Ergebnisse: Es wurden 98 Datensätze eingeschlossen. Suchtschwere korrelierte signifikant positiv mit Suchtdynamik (r = 0,296/0,325), jedoch lediglich mit der Unterskala E (Aktivität/Partizipation) des Health-49 negativ (r =-0,241). Suchtdynamik korrelierte signifikant positiv untereinander (r = 0,515) sowie signifikant negativ mit allen Unterskalen des Health-49 außer F (soziale Unterstützung, r = –0,319 bis –0,558). Selbstwirksamkeitserwartung korrelierte nicht mit Suchtschwere, sondern nur mit Suchtdynamik signifikant negativ (r =–0,243/–0,278) sowie positiv mit allen Unterskalen des HEALTH-49 außer F-Skalen (soziale Unterstützung/Belastung, r = 0,183 bis 0,359). Suchtschwere bei Aufnahme zeigte keine signifikanten Korrelationen mit Suchtdynamik und Selbstwirksamkeitserwartung bei Entlassung, weiterhin im Trend negativ mit E-Skala Health-49 (r =–0,202) und signifikant negativ mit der A-Skala (psychische/somatische Beschwerden, r =–0,254). Suchtdynamik bei Aufnahme korrelierte noch grenzwertig signifikant mit diesen Parametern bei Entlassung (r = 0,206 bis 0,253) sowie noch signifikant/im Trend differenziell negativ mit HEALTH-49 Unterscores (r =–0,180 bis –0,316). Selbstwirksamkeitswahrnehmung bei Aufnahme korrelierte signifikant positiv mit sich selbst bei Entlassung (r = 0,250), so auch mit der Suchtdynamik (r = 344) sowie mit HEALTH-49 B (psychisches Wohlbefinden r = 0,346).
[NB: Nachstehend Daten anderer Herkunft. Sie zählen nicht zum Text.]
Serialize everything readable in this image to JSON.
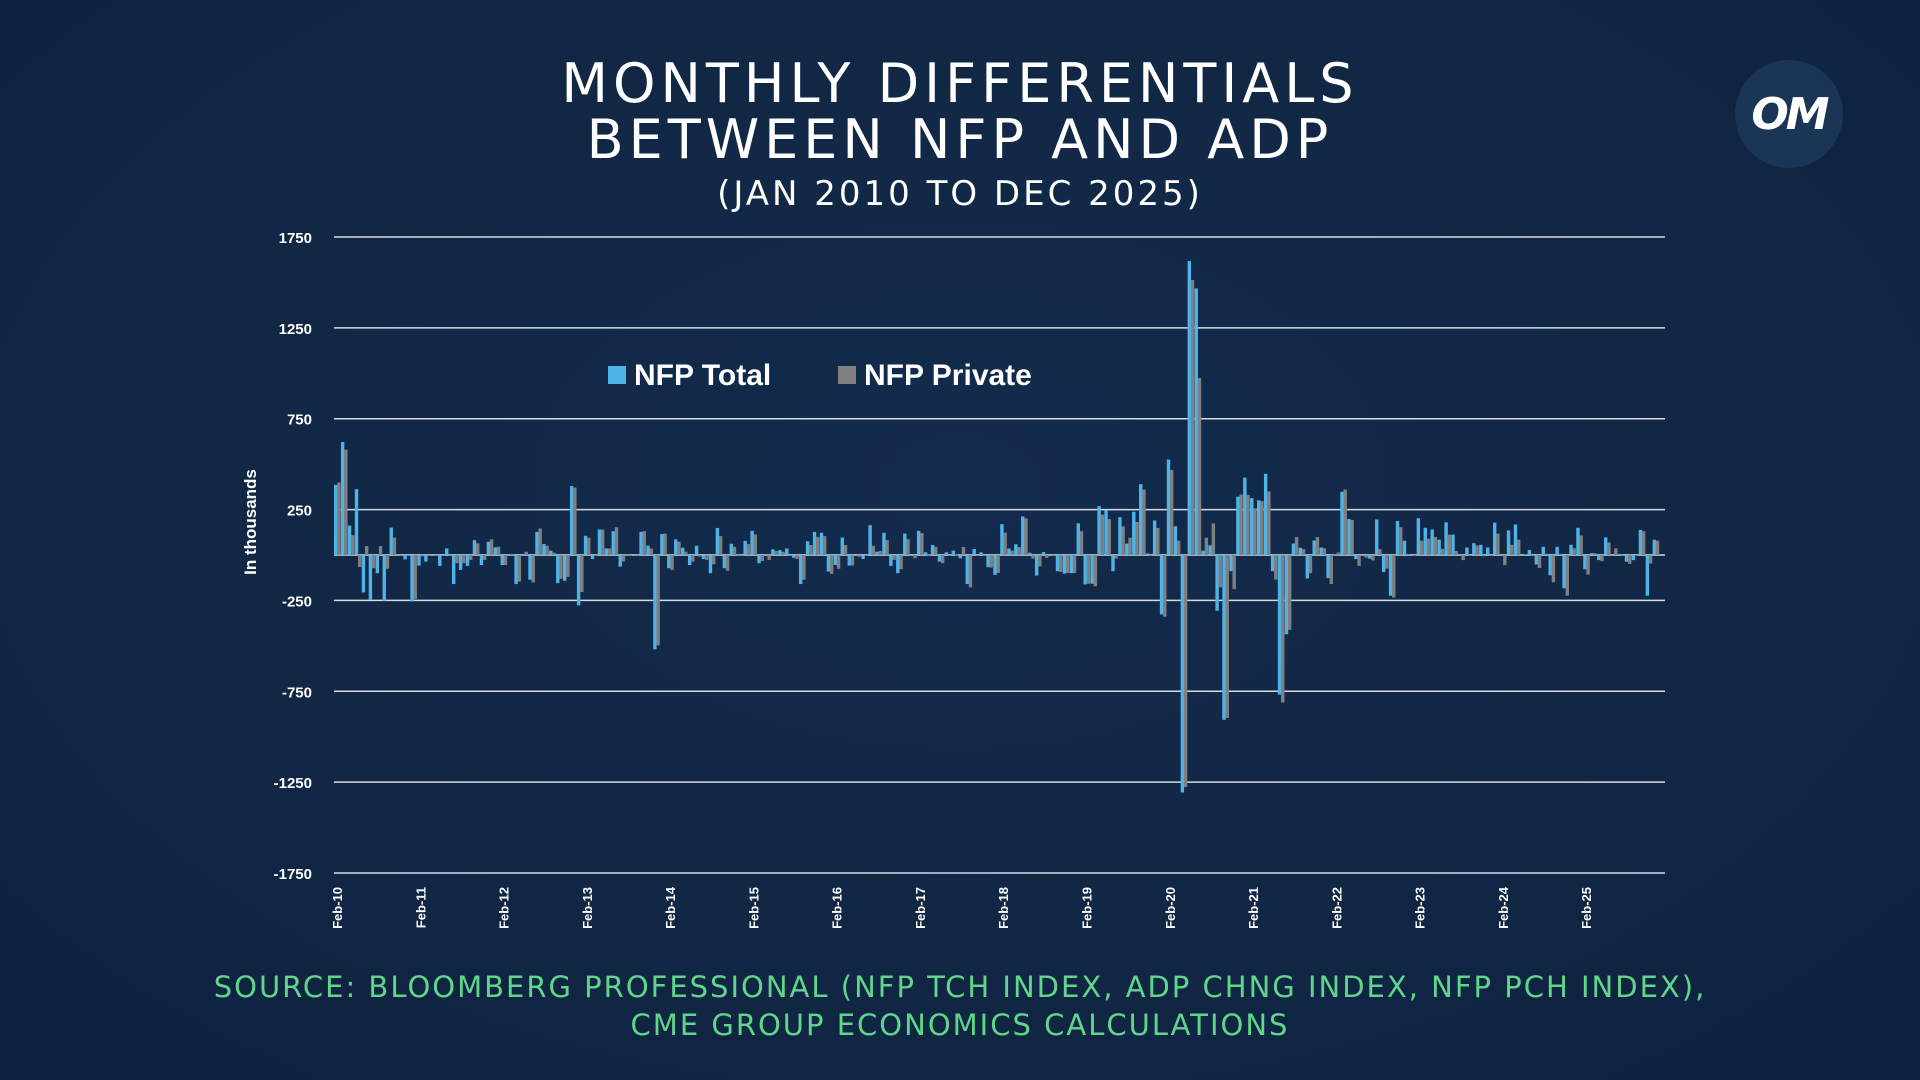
{
  "title": {
    "line1": "MONTHLY DIFFERENTIALS",
    "line2": "BETWEEN NFP AND ADP",
    "subtitle": "(JAN 2010 TO DEC 2025)"
  },
  "logo": {
    "text": "OM"
  },
  "source": {
    "line1": "SOURCE: BLOOMBERG PROFESSIONAL (NFP TCH INDEX, ADP CHNG INDEX, NFP PCH INDEX),",
    "line2": "CME GROUP ECONOMICS CALCULATIONS"
  },
  "colors": {
    "nfp_total": "#4fb3e8",
    "nfp_private": "#808080",
    "grid": "#d6dae2",
    "source_text": "#5fd68a"
  },
  "chart_data": {
    "type": "bar",
    "title": "MONTHLY DIFFERENTIALS BETWEEN NFP AND ADP",
    "subtitle": "(JAN 2010 TO DEC 2025)",
    "xlabel": "",
    "ylabel": "In thousands",
    "ylim": [
      -1750,
      1750
    ],
    "yticks": [
      1750,
      1250,
      750,
      250,
      -250,
      -750,
      -1250,
      -1750
    ],
    "grid": true,
    "legend_placement": "top-left",
    "x_start": "Feb-10",
    "x_end": "Dec-25",
    "xtick_labels": [
      "Feb-10",
      "Feb-11",
      "Feb-12",
      "Feb-13",
      "Feb-14",
      "Feb-15",
      "Feb-16",
      "Feb-17",
      "Feb-18",
      "Feb-19",
      "Feb-20",
      "Feb-21",
      "Feb-22",
      "Feb-23",
      "Feb-24",
      "Feb-25"
    ],
    "series": [
      {
        "name": "NFP Total",
        "color": "#4fb3e8",
        "values": [
          386,
          622,
          162,
          362,
          -206,
          -246,
          -100,
          -251,
          151,
          5,
          -24,
          -255,
          -58,
          -36,
          -5,
          -60,
          36,
          -160,
          -82,
          -60,
          82,
          -55,
          73,
          42,
          -55,
          5,
          -160,
          0,
          -136,
          127,
          60,
          24,
          -155,
          -142,
          379,
          -277,
          106,
          -22,
          140,
          36,
          131,
          -64,
          3,
          0,
          127,
          51,
          -519,
          115,
          -73,
          86,
          40,
          -55,
          51,
          -22,
          -100,
          149,
          -73,
          62,
          3,
          78,
          133,
          -45,
          5,
          31,
          27,
          36,
          -15,
          -160,
          76,
          127,
          122,
          -91,
          -55,
          96,
          -58,
          -5,
          -22,
          164,
          18,
          122,
          -60,
          -100,
          118,
          -5,
          133,
          15,
          55,
          -36,
          15,
          24,
          -18,
          -160,
          33,
          15,
          -67,
          -109,
          170,
          36,
          59,
          212,
          12,
          -113,
          16,
          0,
          -89,
          -103,
          -100,
          174,
          -162,
          -158,
          269,
          248,
          -89,
          208,
          63,
          238,
          390,
          8,
          190,
          -327,
          525,
          158,
          -1307,
          1618,
          1467,
          24,
          53,
          -307,
          -907,
          -89,
          321,
          426,
          313,
          301,
          447,
          -89,
          -768,
          -436,
          63,
          40,
          -129,
          80,
          41,
          -127,
          3,
          348,
          198,
          -22,
          -5,
          -20,
          196,
          -94,
          -224,
          187,
          79,
          0,
          202,
          150,
          140,
          84,
          180,
          112,
          5,
          41,
          65,
          56,
          41,
          178,
          -5,
          135,
          168,
          0,
          28,
          -52,
          45,
          -112,
          45,
          -183,
          56,
          150,
          -79,
          10,
          -28,
          97,
          -5,
          5,
          -37,
          -28,
          138,
          -224,
          84
        ]
      },
      {
        "name": "NFP Private",
        "color": "#808080",
        "values": [
          399,
          580,
          109,
          -66,
          49,
          -73,
          49,
          -76,
          96,
          0,
          -2,
          -242,
          -8,
          -5,
          -3,
          0,
          0,
          -45,
          -45,
          -27,
          64,
          -27,
          86,
          45,
          -55,
          5,
          -146,
          18,
          -151,
          146,
          51,
          13,
          -131,
          -120,
          371,
          -204,
          95,
          -5,
          140,
          36,
          153,
          -36,
          -5,
          0,
          131,
          36,
          -497,
          118,
          -82,
          73,
          18,
          -36,
          -8,
          -27,
          -51,
          104,
          -87,
          45,
          -5,
          60,
          113,
          -33,
          -27,
          22,
          18,
          0,
          -22,
          -136,
          55,
          100,
          104,
          -104,
          -76,
          55,
          -58,
          -10,
          0,
          51,
          22,
          82,
          -27,
          -78,
          87,
          -18,
          120,
          3,
          45,
          -45,
          0,
          3,
          44,
          -178,
          0,
          0,
          -69,
          -99,
          123,
          24,
          44,
          202,
          -20,
          -63,
          -16,
          0,
          -93,
          -99,
          -99,
          131,
          -158,
          -172,
          222,
          198,
          -20,
          158,
          95,
          182,
          360,
          0,
          149,
          -340,
          467,
          79,
          -1277,
          1513,
          974,
          95,
          174,
          -178,
          -897,
          -188,
          333,
          331,
          257,
          297,
          350,
          -135,
          -812,
          -412,
          99,
          32,
          -100,
          99,
          37,
          -159,
          14,
          361,
          193,
          -60,
          -15,
          -30,
          32,
          -75,
          -234,
          153,
          5,
          0,
          79,
          90,
          99,
          34,
          112,
          22,
          -28,
          -5,
          52,
          -7,
          0,
          118,
          -56,
          56,
          84,
          6,
          0,
          -71,
          7,
          -150,
          7,
          -224,
          37,
          108,
          -108,
          10,
          -34,
          69,
          37,
          0,
          -49,
          0,
          131,
          -47,
          79
        ]
      }
    ]
  }
}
Diskussion: Diese explorative Datenanalyse zeigt, dass die alleinige Suchtdiagnose/-schwere bei Aufnahme kein wesentlicher Parameter ist für Lebensqualität und Veränderungserfolg im Therapieverlauf. Lebensqualität interagiert vielmehr wesentlich mit Suchtdynamik. Selbstwirksamkeitserwartung spielt eine bedeutsame Rolle für Lebensqualität und Veränderungserfolg in der stationären Suchtbehandlung. Wir sehen uns daher ermutigt zu weiterer, differenzierterer Datenanalyse. Denn wenn wir wesentliche Einflussfaktoren für Veränderungserfolg der Patienten besser kennen, können wir gezielter Therapiebausteine einsetzen. Abstinenz an sich sollten wir deutlich weiter differenzieren, um Therapie und deren Erfolg realistisch zu gestalten und abzubilden.